In der Falle

Ein Tekeser Bauer bewahrte die Äpfel aus seinem gepflegten Garten für die Winterszeit in seinem Keller auf den sogenannten Apfelbeeten auf. Diese standen nahe am kleinen Kellerfenster, in Tekes auch Kellerloch genannt.
Der Bauer merkte, dass die Äpfel vom Beet, aus der Nähe des Kellerlochs, allmählich verschwanden. Ihm fiel auf, dass eine Gruppe von Burschen, wenn sie am späten Abend aus der Rockenstube nach Hause gingen, des öfteren vor seinem Hause stehen blieben und sich eine kurze Zeit unterhielten. In ihm stieg der Verdacht auf, dass sie etwas mit dem Verschwinden der Äpfel zu tun haben könnten.
Er stellte sich einige Abende ans Fenster und wartete auf die Burschen. Sein Verdacht bestätigte sich. Während drei Burschen dicht am Kellerfenster standen und sich unterhielten, holte ein vierter mit einer Latte, die am Ende mit einem Nagel versehen war, Äpfel aus dem Keller und verteilte sie an seine Kumpanen.
Der erfinderische Bauer nahm am nächsten Tag ein dünnes Seil, machte an einem Ende eine Schlinge und hängte es ans Apfelbeet dicht neben dem Fenster. Als an einem der nächsten Abende die Burschen sich wieder einstellten, eilte er in den Keller und hielt die Schlinge vor das Kellerloch. Die Latte glitt durch die Schlinge und langsam erschienen auch Hand und Arm des Apfelklauers. Wie es diesem zumute war, als sich die Schlinge um sein Handgelenk zusammenzog und seinen Arm festhielt, können wir uns gut vorstellen.

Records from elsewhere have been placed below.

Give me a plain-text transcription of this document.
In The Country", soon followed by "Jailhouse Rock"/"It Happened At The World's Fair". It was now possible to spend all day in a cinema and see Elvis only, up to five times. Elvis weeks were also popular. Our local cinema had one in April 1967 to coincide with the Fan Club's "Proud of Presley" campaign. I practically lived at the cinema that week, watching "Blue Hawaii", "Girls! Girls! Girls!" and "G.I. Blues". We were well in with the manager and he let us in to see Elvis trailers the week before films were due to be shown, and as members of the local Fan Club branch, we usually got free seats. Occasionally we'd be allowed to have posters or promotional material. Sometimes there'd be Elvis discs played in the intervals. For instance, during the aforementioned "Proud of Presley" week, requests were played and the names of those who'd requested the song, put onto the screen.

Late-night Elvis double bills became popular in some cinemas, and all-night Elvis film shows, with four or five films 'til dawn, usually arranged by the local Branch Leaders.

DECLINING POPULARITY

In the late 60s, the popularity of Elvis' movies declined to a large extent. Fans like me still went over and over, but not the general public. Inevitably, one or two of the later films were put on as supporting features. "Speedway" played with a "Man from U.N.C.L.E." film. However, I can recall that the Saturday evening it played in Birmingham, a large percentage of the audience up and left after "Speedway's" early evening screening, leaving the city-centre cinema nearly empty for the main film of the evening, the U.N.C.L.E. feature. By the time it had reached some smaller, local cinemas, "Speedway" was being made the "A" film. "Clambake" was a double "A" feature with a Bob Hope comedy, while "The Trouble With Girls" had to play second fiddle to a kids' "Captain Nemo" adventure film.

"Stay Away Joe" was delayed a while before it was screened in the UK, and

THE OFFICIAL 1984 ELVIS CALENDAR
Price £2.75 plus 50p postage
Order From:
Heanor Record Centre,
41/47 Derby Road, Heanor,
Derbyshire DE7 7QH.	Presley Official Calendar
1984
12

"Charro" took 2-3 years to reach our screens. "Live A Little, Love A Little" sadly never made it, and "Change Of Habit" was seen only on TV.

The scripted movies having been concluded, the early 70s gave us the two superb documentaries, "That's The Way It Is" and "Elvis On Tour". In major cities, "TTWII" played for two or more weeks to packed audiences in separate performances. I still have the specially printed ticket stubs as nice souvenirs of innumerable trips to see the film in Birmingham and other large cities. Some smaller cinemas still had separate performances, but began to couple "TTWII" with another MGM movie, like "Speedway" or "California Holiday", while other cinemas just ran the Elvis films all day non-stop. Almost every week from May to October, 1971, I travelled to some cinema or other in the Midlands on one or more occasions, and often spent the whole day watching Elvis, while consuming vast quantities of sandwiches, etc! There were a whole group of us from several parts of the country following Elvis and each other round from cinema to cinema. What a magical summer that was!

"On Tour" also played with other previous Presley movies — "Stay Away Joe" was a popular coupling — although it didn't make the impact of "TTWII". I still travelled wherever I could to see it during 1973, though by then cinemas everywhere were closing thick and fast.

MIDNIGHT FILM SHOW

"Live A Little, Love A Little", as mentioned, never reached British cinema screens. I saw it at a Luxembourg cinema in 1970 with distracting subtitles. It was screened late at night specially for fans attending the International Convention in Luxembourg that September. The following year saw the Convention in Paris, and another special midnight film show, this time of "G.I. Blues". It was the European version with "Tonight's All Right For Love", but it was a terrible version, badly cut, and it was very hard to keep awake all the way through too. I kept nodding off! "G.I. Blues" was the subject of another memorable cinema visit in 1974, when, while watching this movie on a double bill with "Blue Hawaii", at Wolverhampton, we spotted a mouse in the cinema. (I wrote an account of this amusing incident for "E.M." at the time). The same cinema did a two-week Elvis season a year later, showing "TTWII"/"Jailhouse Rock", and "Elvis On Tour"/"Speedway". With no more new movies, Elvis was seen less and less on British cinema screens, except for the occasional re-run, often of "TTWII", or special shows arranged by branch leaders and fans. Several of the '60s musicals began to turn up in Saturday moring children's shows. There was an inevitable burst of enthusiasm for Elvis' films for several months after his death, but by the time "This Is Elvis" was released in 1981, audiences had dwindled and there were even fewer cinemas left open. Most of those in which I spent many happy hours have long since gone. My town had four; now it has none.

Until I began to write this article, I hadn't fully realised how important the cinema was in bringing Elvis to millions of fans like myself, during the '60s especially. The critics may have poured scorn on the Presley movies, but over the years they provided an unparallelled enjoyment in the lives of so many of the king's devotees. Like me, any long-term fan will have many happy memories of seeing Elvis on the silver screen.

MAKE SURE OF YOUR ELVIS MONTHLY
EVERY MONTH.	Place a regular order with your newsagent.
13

Der Bauer ließ sich Zeit, zündete eine Laterne an und ging vor das Haus. Die drei Komplizen waren verschwunden und standen vielleicht im Gassentürchen eines Nachbarhauses, um zu beobachten was geschah. Der Bursche in der Falle erwartete eine Tracht Prügel, was aber nicht geschah. Der Bauer erinnerte sich daran, als Junge auch manchmal ein paar Äpfel aus Nachbars Garten geklaut zu haben, und es blieb bei einer ernsten Ermahnung und einer nachträglichen Rücksprache mit dem Vater des Burschen aus der Falle. Und damit war der Fall gelöst. Der Bauer mit der Schlinge war mein Großvater.